Esta dinámica tiene un nombre y una metáfora literaria precisa: el gatopardismo, inmortalizado por Giuseppe Tomasi di Lampedusa en El Gatopardo. “Si queremos que todo siga como está, es necesario que todo cambie”, reza la célebre frase. Y cuán vigente resulta en nuestro escenario político. Cambios que parecen profundos, que se visten de épica y de promesa de refundación, pero que en el fondo preservan intactas las estructuras de poder y los beneficios de unos pocos.

La Teoría General de los Sistemas, desarrollada por Ludwig von Bertalanffy, nos da una clave para entender por qué los problemas persisten. Una sociedad no es la suma de individuos, sino un sistema dinámico que se autorregula, que busca su equilibrio incluso a costa de mantener síntomas disfuncionales. Así lo explica también la psicología sistémica: un adolescente con conductas disruptivas puede no ser el “problema” en sí mismo, sino el síntoma de una familia que necesita esa disfunción para sostener su frágil equilibrio.

Traslademos esa lógica a la política. Los déficits fiscales, la inflación, las crisis cíclicas y la corrupción no serían solo fallas puntuales, sino mecanismos con los que el sistema preserva un statu quo que beneficia a un poder fáctico. De allí la distinción fundamental entre cambios de tipo 1 y cambios de tipo 2, elaborada por Paul Watzlawick y su equipo en los años 70. Los primeros son cosméticos: nuevas caras, nuevas banderas, nuevos discursos, pero dentro de las mismas reglas. Los segundos implican transformaciones reales: cambiar la lógica subyacente, alterar las reglas del juego.

En nuestra historia reciente, el péndulo se ha movido con insistencia: gobiernos de derecha que proponen ajustes y apertura económica, seguidos por administraciones de izquierda o centroizquierda que prometen redistribución y mayor rol del Estado. Y, sin embargo, los problemas estructurales no se corrigen. Tal vez porque ambos caminos, lejos de ser rupturas, forman parte de un mismo sistema de “cambio de tipo 1”, que mantiene a flote un entramado de intereses económicos capaces de sacar provecho de cada oscilación.

El interrogante es inquietante: ¿quién se beneficia de esta “inestabilidad controlada”? La respuesta parece evidente: quienes tienen capital, información y capacidad de adaptarse a los vaivenes. Cada devaluación, cada privatización o reestatización, cada giro abrupto de timón genera ganancias extraordinarias para algunos, mientras la mayoría paga los costos. De ese modo, la estabilidad, paradójicamente, sería vista como una amenaza por quienes se alimentan del desorden.

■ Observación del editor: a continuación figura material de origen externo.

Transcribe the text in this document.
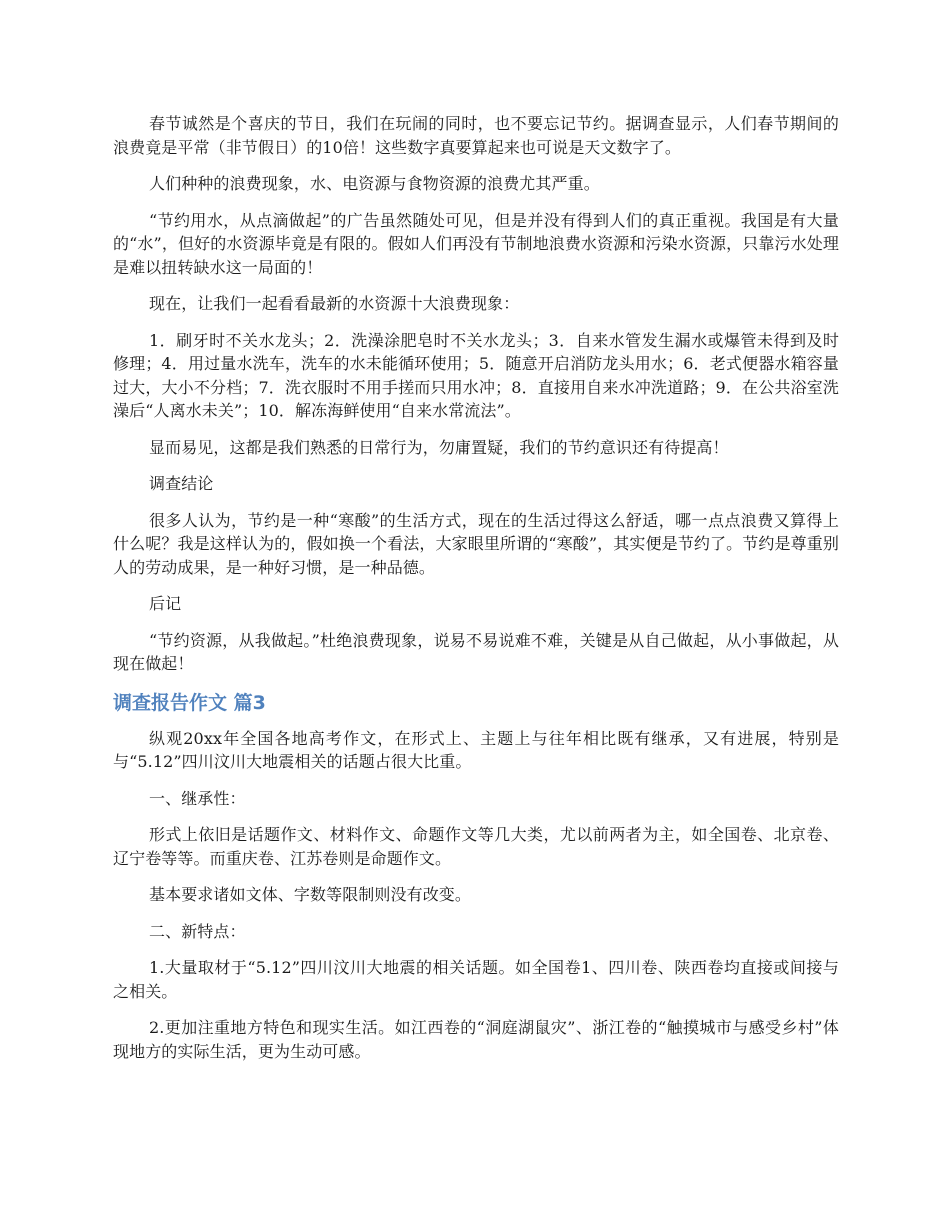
春节诚然是个喜庆的节日，我们在玩闹的同时，也不要忘记节约。据调查显示，人们春节期间的浪费竟是平常（非节假日）的10倍！这些数字真要算起来也可说是天文数字了。

人们种种的浪费现象，水、电资源与食物资源的浪费尤其严重。

“节约用水，从点滴做起”的广告虽然随处可见，但是并没有得到人们的真正重视。我国是有大量的“水”，但好的水资源毕竟是有限的。假如人们再没有节制地浪费水资源和污染水资源，只靠污水处理是难以扭转缺水这一局面的！

现在，让我们一起看看最新的水资源十大浪费现象：

1．刷牙时不关水龙头；2．洗澡涂肥皂时不关水龙头；3．自来水管发生漏水或爆管未得到及时修理；4．用过量水洗车，洗车的水未能循环使用；5．随意开启消防龙头用水；6．老式便器水箱容量过大，大小不分档；7．洗衣服时不用手搓而只用水冲；8．直接用自来水冲洗道路；9．在公共浴室洗澡后“人离水未关”；10．解冻海鲜使用“自来水常流法”。

显而易见，这都是我们熟悉的日常行为，勿庸置疑，我们的节约意识还有待提高！

调查结论

很多人认为，节约是一种“寒酸”的生活方式，现在的生活过得这么舒适，哪一点点浪费又算得上什么呢？我是这样认为的，假如换一个看法，大家眼里所谓的“寒酸”，其实便是节约了。节约是尊重别人的劳动成果，是一种好习惯，是一种品德。

后记

“节约资源，从我做起。”杜绝浪费现象，说易不易说难不难，关键是从自己做起，从小事做起，从现在做起！

调查报告作文 篇3

纵观20xx年全国各地高考作文，在形式上、主题上与往年相比既有继承，又有进展，特别是与“5.12”四川汶川大地震相关的话题占很大比重。

一、继承性：

形式上依旧是话题作文、材料作文、命题作文等几大类，尤以前两者为主，如全国卷、北京卷、辽宁卷等等。而重庆卷、江苏卷则是命题作文。

基本要求诸如文体、字数等限制则没有改变。

二、新特点：

1.大量取材于“5.12”四川汶川大地震的相关话题。如全国卷1、四川卷、陕西卷均直接或间接与之相关。

2.更加注重地方特色和现实生活。如江西卷的“洞庭湖鼠灾”、浙江卷的“触摸城市与感受乡村”体现地方的实际生活，更为生动可感。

¿Qué sería entonces un cambio de tipo 2 para nuestra sociedad? No bastaría con alternancias de partido ni con reformas parciales. Se trataría de redefinir las reglas profundas: un pacto fiscal que dé previsibilidad y equidad, una reforma institucional que garantice independencia real de los poderes, un modelo productivo que no dependa de commodities, una apuesta sostenida a la educación como motor de movilidad social. Son cambios que requieren voluntad colectiva y coraje político, no solo promesas electorales.

El riesgo de seguir atrapados en el gatopardismo es claro: condenarnos a la repetición, a la frustración cíclica, al descreimiento ciudadano en la política misma. La verdadera salida no radica en esperar al próximo salvador, sino en reconocer que somos parte de un sistema que necesita cambiar sus reglas, no solo sus protagonistas.

El desafío está planteado: dejar atrás los cambios superficiales que perpetúan el statu quo y atrevernos a impulsar transformaciones que rompan, por fin, con la compulsión de repetir los mismos errores. Porque si seguimos cambiando solo para que nada cambie, lo único seguro es que seguiremos condenados a fracasar.